Eg you would never use /tmp or %USER%/AppData, but call a function File::getPath(TempDirectory) or something like that.


It does, but I'm guessing it's just one simply understandable example.

C# has the very Windows-centric https://docs.microsoft.com/en-us/dotnet/api/system.environme...

Unity itself has the Application.*Path properties for some more general cross-platform-aware paths. https://docs.unity3d.com/ScriptReference/Application.html


Curious, why targeting DirectX, rather than Vulkan... it's not like you think about releasing on Xbox, do you ?


I remember writing some GPU instancing optimization that had #ifdef for DirectX 11+, but that code is old. Now I've learned how to go without it.

It's just all those small things that has to be right to make it work cross platform.

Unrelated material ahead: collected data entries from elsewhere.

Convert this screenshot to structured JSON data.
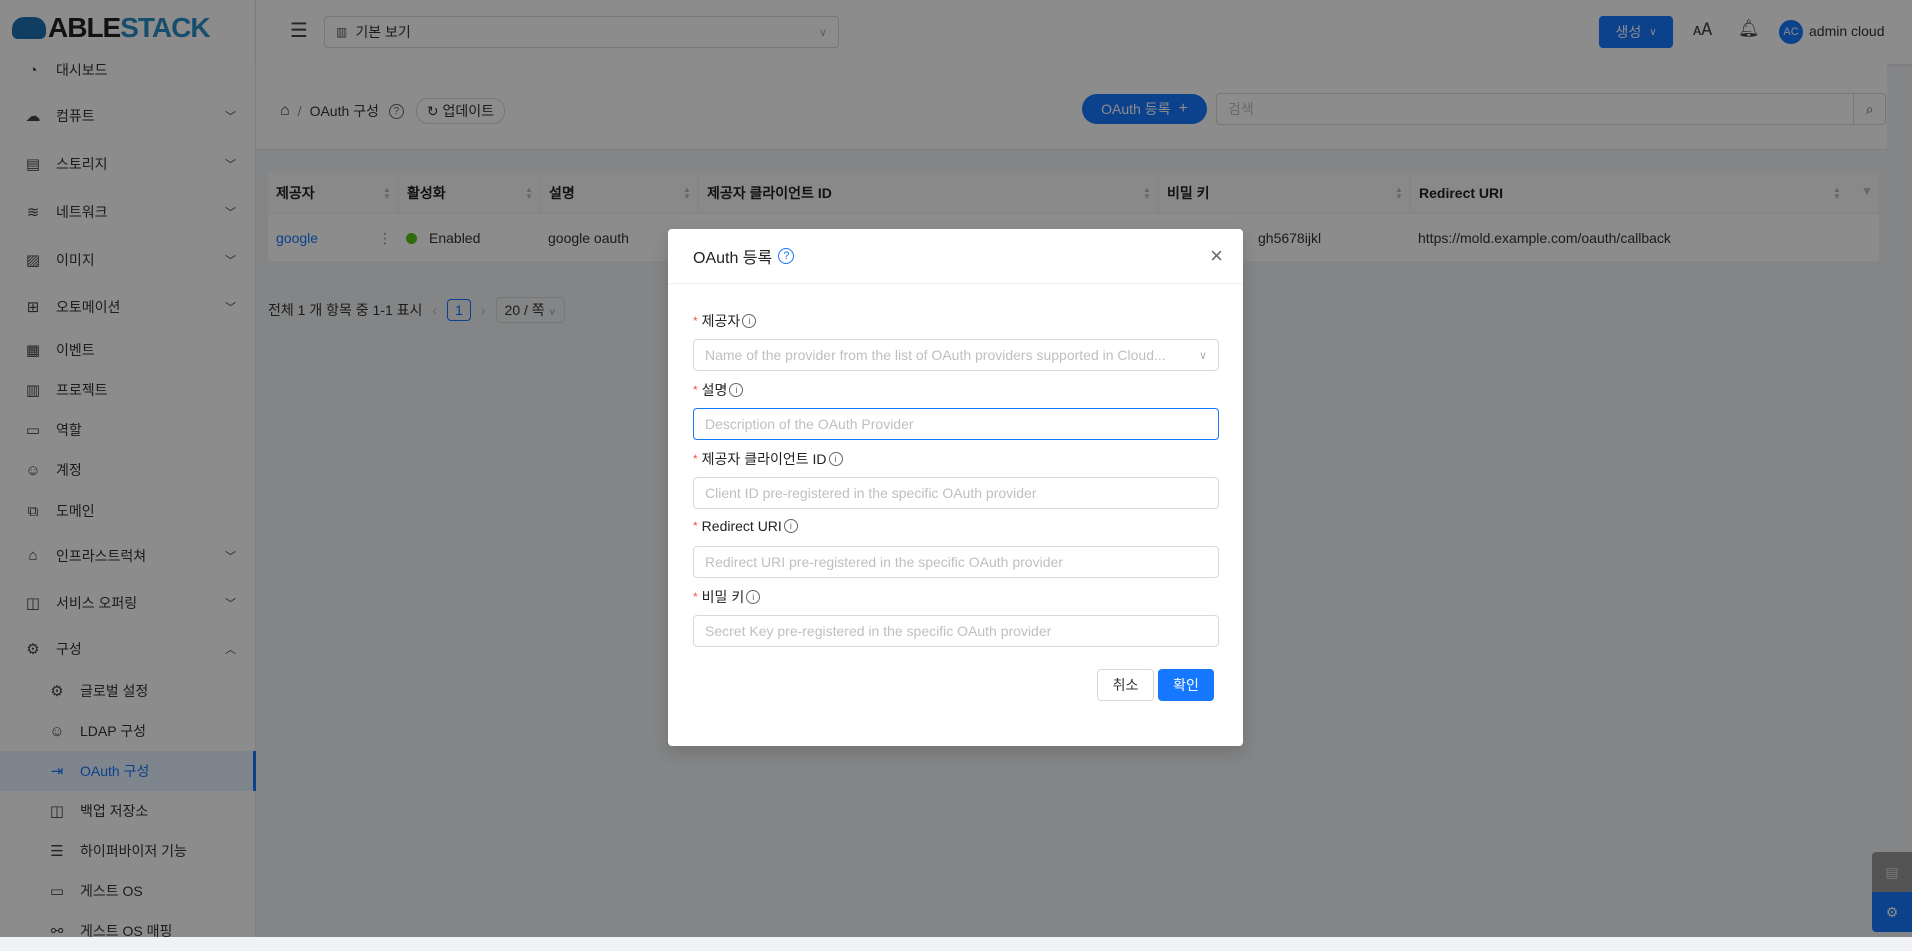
{
  "app": {
    "logo_a": "ABLE",
    "logo_b": "STACK"
  },
  "header": {
    "view_select": "기본 보기",
    "create_label": "생성",
    "user_initials": "AC",
    "user_name": "admin cloud"
  },
  "sidebar": {
    "items": [
      {
        "label": "대시보드",
        "icon": "dashboard-icon"
      },
      {
        "label": "컴퓨트",
        "icon": "cloud-icon",
        "chevron": "down"
      },
      {
        "label": "스토리지",
        "icon": "storage-icon",
        "chevron": "down"
      },
      {
        "label": "네트워크",
        "icon": "wifi-icon",
        "chevron": "down"
      },
      {
        "label": "이미지",
        "icon": "image-icon",
        "chevron": "down"
      },
      {
        "label": "오토메이션",
        "icon": "automation-icon",
        "chevron": "down"
      },
      {
        "label": "이벤트",
        "icon": "calendar-icon"
      },
      {
        "label": "프로젝트",
        "icon": "project-icon"
      },
      {
        "label": "역할",
        "icon": "idcard-icon"
      },
      {
        "label": "계정",
        "icon": "user-icon"
      },
      {
        "label": "도메인",
        "icon": "block-icon"
      },
      {
        "label": "인프라스트럭쳐",
        "icon": "bank-icon",
        "chevron": "down"
      },
      {
        "label": "서비스 오퍼링",
        "icon": "shopping-icon",
        "chevron": "down"
      },
      {
        "label": "구성",
        "icon": "setting-icon",
        "chevron": "up"
      },
      {
        "label": "글로벌 설정",
        "icon": "setting-icon",
        "sub": true
      },
      {
        "label": "LDAP 구성",
        "icon": "team-icon",
        "sub": true
      },
      {
        "label": "OAuth 구성",
        "icon": "login-icon",
        "sub": true,
        "active": true
      },
      {
        "label": "백업 저장소",
        "icon": "inbox-icon",
        "sub": true
      },
      {
        "label": "하이퍼바이저 기능",
        "icon": "database-icon",
        "sub": true
      },
      {
        "label": "게스트 OS",
        "icon": "laptop-icon",
        "sub": true
      },
      {
        "label": "게스트 OS 매핑",
        "icon": "api-icon",
        "sub": true
      }
    ]
  },
  "breadcrumb": {
    "current": "OAuth 구성",
    "refresh_label": "업데이트",
    "add_label": "OAuth 등록",
    "search_placeholder": "검색"
  },
  "table": {
    "columns": [
      "제공자",
      "활성화",
      "설명",
      "제공자 클라이언트 ID",
      "비밀 키",
      "Redirect URI"
    ],
    "rows": [
      {
        "provider": "google",
        "enabled": "Enabled",
        "description": "google oauth",
        "secret": "gh5678ijkl",
        "redirect": "https://mold.example.com/oauth/callback"
      }
    ]
  },
  "pagination": {
    "summary": "전체 1 개 항목 중 1-1 표시",
    "page": "1",
    "page_size": "20 / 쪽"
  },
  "dialog": {
    "title": "OAuth 등록",
    "fields": [
      {
        "label": "제공자",
        "placeholder": "Name of the provider from the list of OAuth providers supported in Cloud..."
      },
      {
        "label": "설명",
        "placeholder": "Description of the OAuth Provider"
      },
      {
        "label": "제공자 클라이언트 ID",
        "placeholder": "Client ID pre-registered in the specific OAuth provider"
      },
      {
        "label": "Redirect URI",
        "placeholder": "Redirect URI pre-registered in the specific OAuth provider"
      },
      {
        "label": "비밀 키",
        "placeholder": "Secret Key pre-registered in the specific OAuth provider"
      }
    ],
    "cancel": "취소",
    "ok": "확인"
  },
  "colors": {
    "primary": "#1677ff",
    "enabled": "#52c41a"
  }
}
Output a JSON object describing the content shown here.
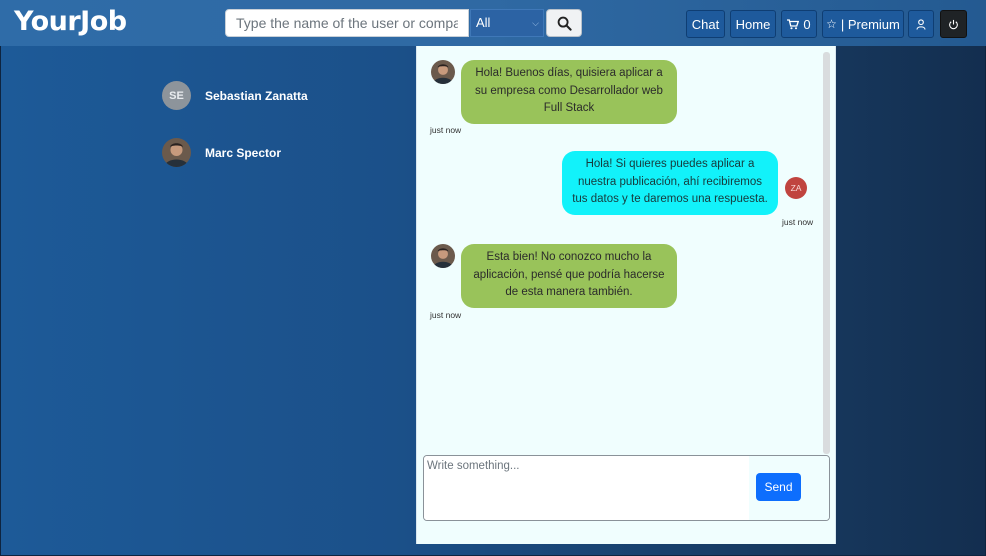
{
  "brand": {
    "name": "YourJob"
  },
  "search": {
    "placeholder": "Type the name of the user or company",
    "filter_selected": "All"
  },
  "nav": {
    "chat": "Chat",
    "home": "Home",
    "cart_count": "0",
    "premium": "| Premium"
  },
  "contacts": [
    {
      "initials": "SE",
      "name": "Sebastian Zanatta"
    },
    {
      "name": "Marc Spector"
    }
  ],
  "messages": [
    {
      "text": "Hola! Buenos días, quisiera aplicar a su empresa como Desarrollador web Full Stack",
      "time": "just now",
      "side": "left"
    },
    {
      "text": "Hola! Si quieres puedes aplicar a nuestra publicación, ahí recibiremos tus datos y te daremos una respuesta.",
      "time": "just now",
      "side": "right",
      "initials": "ZA"
    },
    {
      "text": "Esta bien! No conozco mucho la aplicación, pensé que podría hacerse de esta manera también.",
      "time": "just now",
      "side": "left"
    }
  ],
  "composer": {
    "placeholder": "Write something...",
    "send_label": "Send"
  },
  "colors": {
    "incoming_bubble": "#99c35a",
    "outgoing_bubble": "#12f2fa",
    "send_button": "#0d6efd",
    "chat_background": "#f0fefe"
  }
}
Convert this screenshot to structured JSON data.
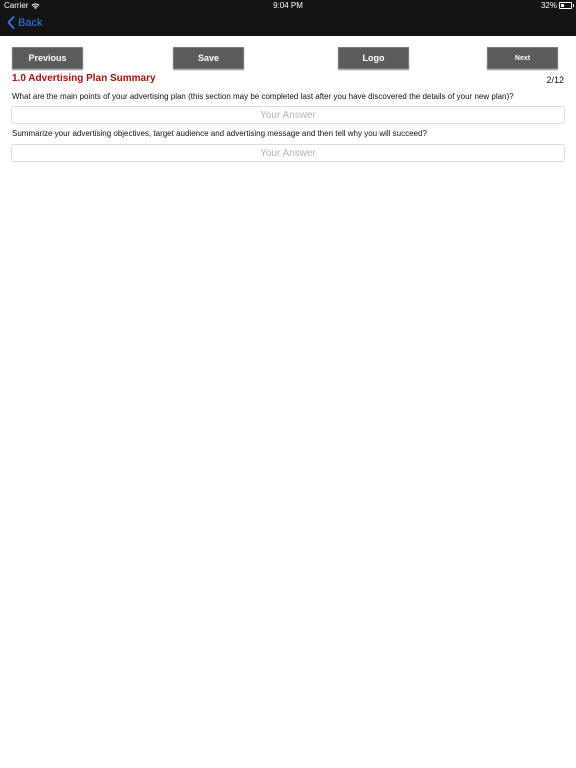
{
  "status_bar": {
    "carrier": "Carrier",
    "time": "9:04 PM",
    "battery": "32%",
    "battery_level": 0.32
  },
  "nav": {
    "back_label": "Back",
    "accent_color": "#2f7cf6"
  },
  "toolbar": {
    "previous_label": "Previous",
    "save_label": "Save",
    "logo_label": "Logo",
    "next_label": "Next"
  },
  "section": {
    "title": "1.0 Advertising Plan Summary",
    "title_color": "#a50f0f",
    "page_indicator": "2/12"
  },
  "questions": [
    {
      "text": "What are the main points of your advertising plan (this section may be completed last after you have discovered the details of your new plan)?",
      "answer_value": "",
      "answer_placeholder": "Your Answer"
    },
    {
      "text": "Summarize your advertising objectives, target audience and advertising message and then tell why you will succeed?",
      "answer_value": "",
      "answer_placeholder": "Your Answer"
    }
  ]
}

It’s not a matter of just having a build, it’s also about being able to support the users who use that build.


Cross-platform languages (and by extension -- engines and frameworks) rarely work exactly as advertised. The "just check a box" rarely holds true except for the simplest of programs.

In the old days, Java would advertise itself as being cross-platform (Write once, run anywhere!), but in practice, rarely worked that way.


The joke of that era was "Write once, debug everywhere!"


There are some hugely successful Java games, oddly enough.


Even Minecraft, which is written in Java I’ll give you that, uses LWJGL which does have natives that behave in odd ways across platforms.


Minecraft being the obvious example


RuneScape <3


+1 would defenitely pick up a copy with Mac support. It looks awesome!


Just adding another vote here, if there was mac support I'd buy it today. Without it I'm gonna add it to my wish list and wait for it to be 75% off.


Looking for a Mac version too :)


Crossover probably can run it :)

https://www.codeweavers.com/crossover


I'm in this boat also. Geforce Now https://www.nvidia.com/en-us/geforce-now/ has worked pretty well for me with these sorts of games. It's not perfect, but it's been relatively responsive.


Same, I prefer games like this on my laptop so I can play casually. Still just install it on my gaming PC and use Parsec.